How can I proof this?
$\int_0^\infty \int_0^\infty |\sin x| \,\, e^{-xy} \,\, dx \,\, dy < \infty$
I tried to say $\int_0^\infty \int_0^\infty |\sin x| \,\, e^{-xy} \,\, dx \,\, dy \leq \int_0^\infty \int_0^\infty e^{-xy} \,\, dx \,\, dy$ but that didn't help since the right side is $\infty$. All other ideas failed as well.

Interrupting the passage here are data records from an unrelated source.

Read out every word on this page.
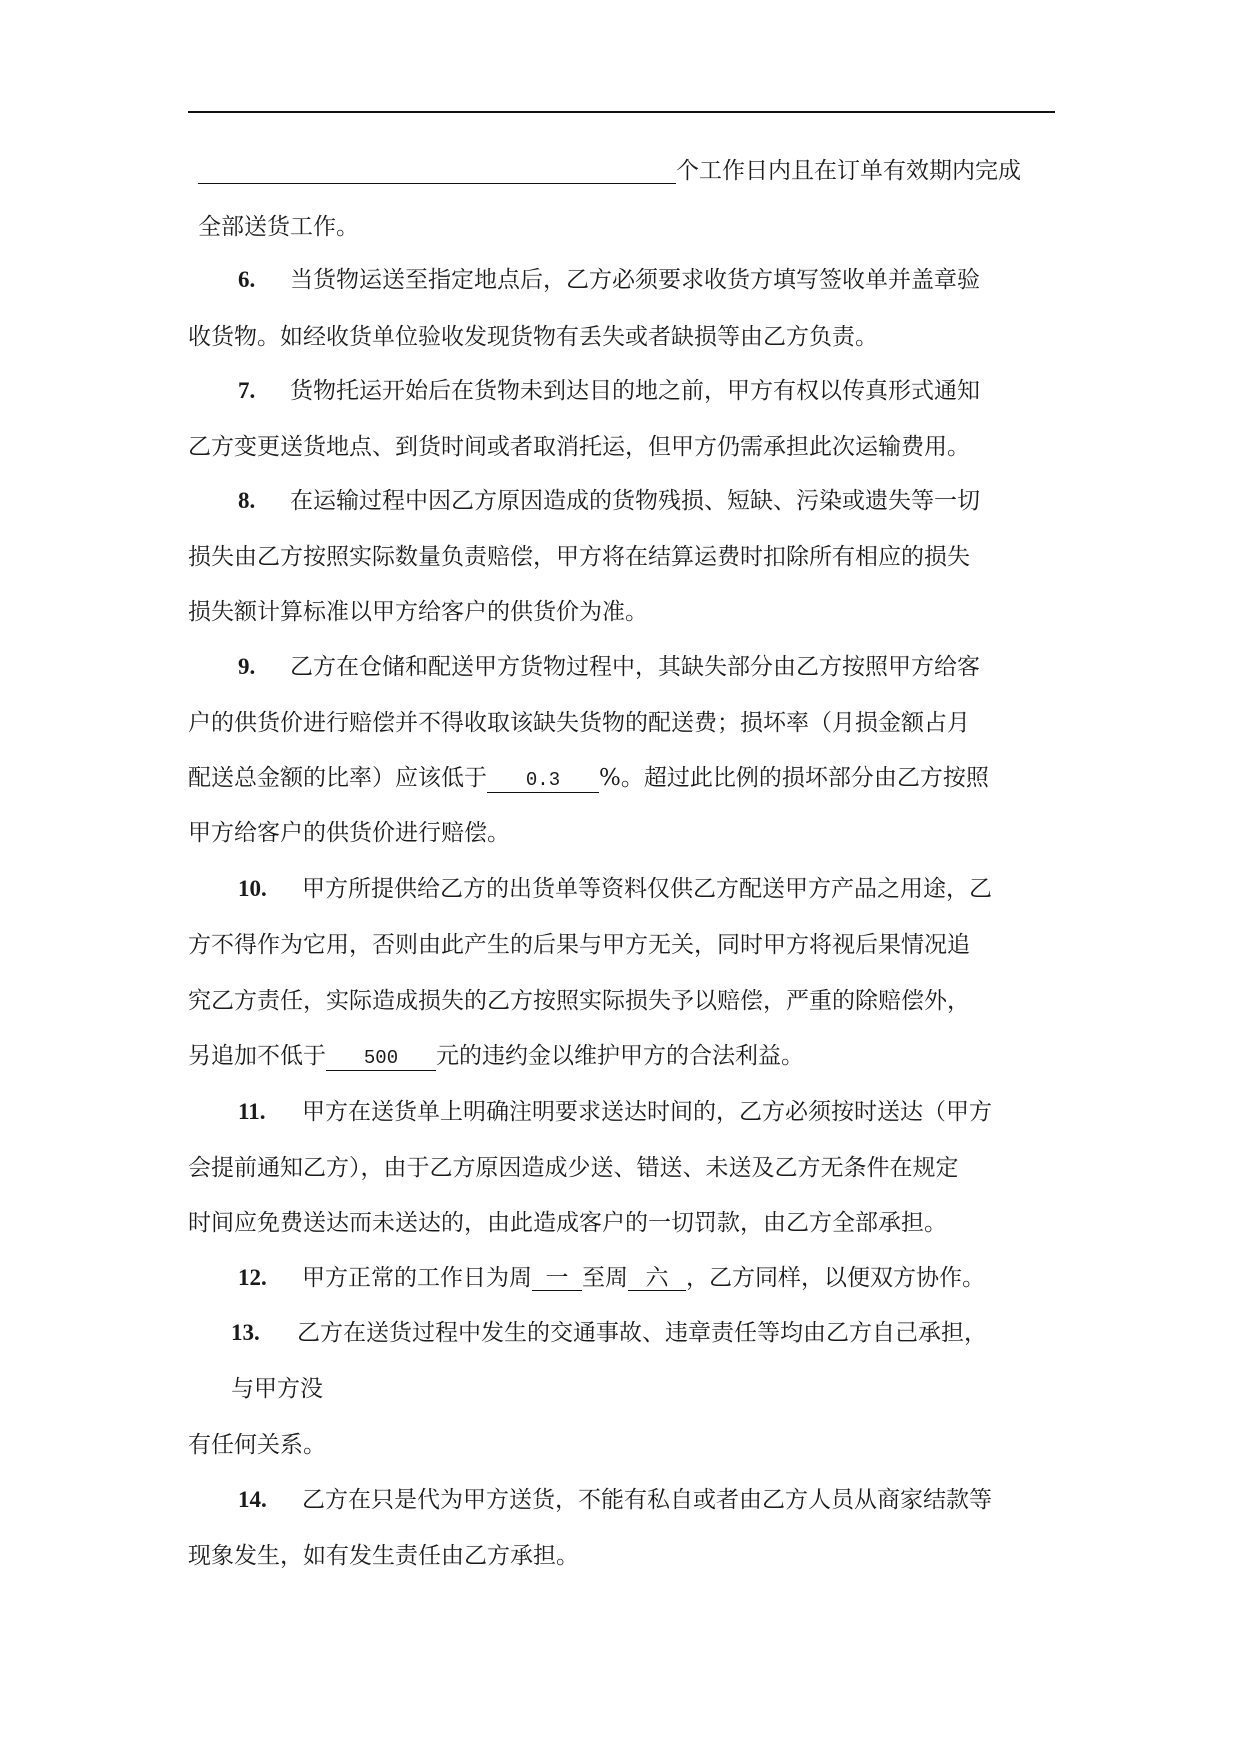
个工作日内且在订单有效期内完成
全部送货工作。
6. 当货物运送至指定地点后，乙方必须要求收货方填写签收单并盖章验
收货物。如经收货单位验收发现货物有丢失或者缺损等由乙方负责。
7. 货物托运开始后在货物未到达目的地之前，甲方有权以传真形式通知
乙方变更送货地点、到货时间或者取消托运，但甲方仍需承担此次运输费用。
8. 在运输过程中因乙方原因造成的货物残损、短缺、污染或遗失等一切
损失由乙方按照实际数量负责赔偿，甲方将在结算运费时扣除所有相应的损失
损失额计算标准以甲方给客户的供货价为准。
9. 乙方在仓储和配送甲方货物过程中，其缺失部分由乙方按照甲方给客
户的供货价进行赔偿并不得收取该缺失货物的配送费；损坏率（月损金额占月
配送总金额的比率）应该低于 0.3 %。超过此比例的损坏部分由乙方按照
甲方给客户的供货价进行赔偿。
10. 甲方所提供给乙方的出货单等资料仅供乙方配送甲方产品之用途，乙
方不得作为它用，否则由此产生的后果与甲方无关，同时甲方将视后果情况追
究乙方责任，实际造成损失的乙方按照实际损失予以赔偿，严重的除赔偿外，
另追加不低于 500 元的违约金以维护甲方的合法利益。
11. 甲方在送货单上明确注明要求送达时间的，乙方必须按时送达（甲方
会提前通知乙方），由于乙方原因造成少送、错送、未送及乙方无条件在规定
时间应免费送达而未送达的，由此造成客户的一切罚款，由乙方全部承担。
12. 甲方正常的工作日为周 一 至周 六 ，乙方同样，以便双方协作。
13. 乙方在送货过程中发生的交通事故、违章责任等均由乙方自己承担，
与甲方没
有任何关系。
14. 乙方在只是代为甲方送货，不能有私自或者由乙方人员从商家结款等
现象发生，如有发生责任由乙方承担。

My "main idea" was to use Tonelli Fubini:
$\int_0^\infty \int_0^\infty |\sin x| \,\, e^{-xy} \,\, dy \,\,dx = \int_0^{\infty} \frac{1}{x} |\sin(x)| \,\,dx$
But I don't know how to continue here now. I tried again to say $\int_0^{\infty} \frac{1}{x} |\sin(x)| \,\,dx \leq \int_0^{\infty} \frac{1}{x} \,\,dx$ but the right side is $\infty$ again.
For Tonelli it would be also enough to check $\int_0^\infty \int_0^\infty |\sin x| \,\, e^{-xy} \,\, dx \,\,dy$ about finity, but here I get no better result.